Now, centralized logistics teams can track fleet drivers, get real-time ETAs, and communicate any deviations or changes (e.g., an accident that has caused a traffic jam and therefore needs re-routing). Resetting routes, ETAs, and delivery windows can be done almost instantly.
v) Contactless deliveries: ePOD (electronic proof-of-delivery) and contactless delivery procedures were adopted even before the pandemic arrived. However, the arrival of the pandemic necessitated it, and it has now become the norm.
Today’s delivery software enables delivery agents to take pictures, collect e-signatures, scan barcodes, and record consumer feedback with their electronic hand-held devices (which could also be their cellphones with the software installed) while out to delivery.
vi) Robust analytics, and insightful reports: From a managerial perspective, last mile delivery software has become a really strong tool for leadership teams. Since all data is tracked in an (increasingly, if not completely) online ecosystem, all such data is available for mining.
The software has robust analytics that is embedded with AI and ML capabilities – therefore, the data can be sliced and diced in innumerable ways. Key metrics, operating ratios, deviations from projected timelines, customer feedback, service times, (etc.) are now calculated by the software in an instant.
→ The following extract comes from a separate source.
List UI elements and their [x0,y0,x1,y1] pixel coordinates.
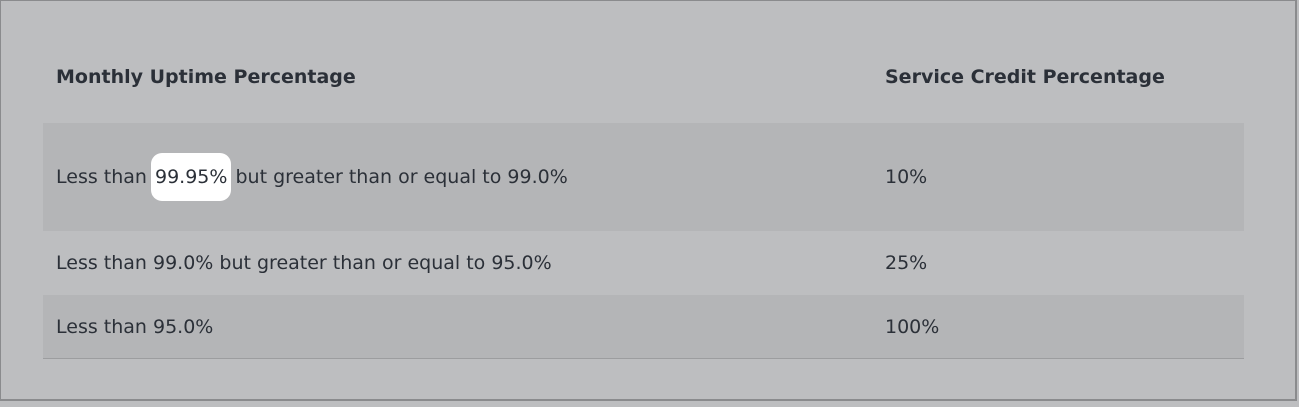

This leads to myriad insights such as the ratio of failed to successful deliveries, capacity utilization of resources, driver performance, and cluster analysis such as drivers, vehicle type, hours of the day, week, day (etc.)
Such insights help in an exhaustive performance review and management can act proactively to enhance what is bearing positive results while taking steps to correct the shortfall.
vii) Customer feedback: And, last – but not least, collecting customer feedback has become much more convenient! After all, the aim of every business is to create and maintain happy customers—that’s what provides you with repeat business.
Online feedback forms, customer ratings, and reviews all help you get a sense of what your customers are saying about you. This enables you to identify both the strengths and the areas for improvement.
3) Which industries use last-mile delivery software solutions?
While the list is an extensive one, we have listed some of the primary sectors below.
- Pharmacy: a leading sector that uses home delivery, and was especially impacted by the pandemic. While it has its advantages such as reduced product return and freed-up time for the pharmacy consultants, it also means the pharmacy has to operate on tight overheads, strong MIS, and an efficient delivery model
- Construction: Using last-mile delivery solutions to deliver construction materials onsite as and when needed helps reduce storage space and cash-flow needs
- Grocery: Along with pharmacies, among the most prevalent users of last-mile software that supplies daily essentials. Additionally, both these sectors also extensively use the new hyper-delivery model (15-min delivery) and last-mile delivery is, therefore, a cornerstone in their operations.
- Restaurants: Another new-age sector i.e…. the home-delivery model, that exists due to the quick–now, hyper-delivery model. The pandemic created a massive shift in customer behavior in this segment. Although the pandemic has receded, the consumer habit of dining in vs. onsite-dining seems to have stayed on
- Other sectors include: Cannabis, Alcohol, Floral
Conclusion: As is evident, modern logistics and supply-chain operations need advanced delivery software to enable efficient operations, informed decision-making, and ultimately, to create happy customers through an overall positive customer experience.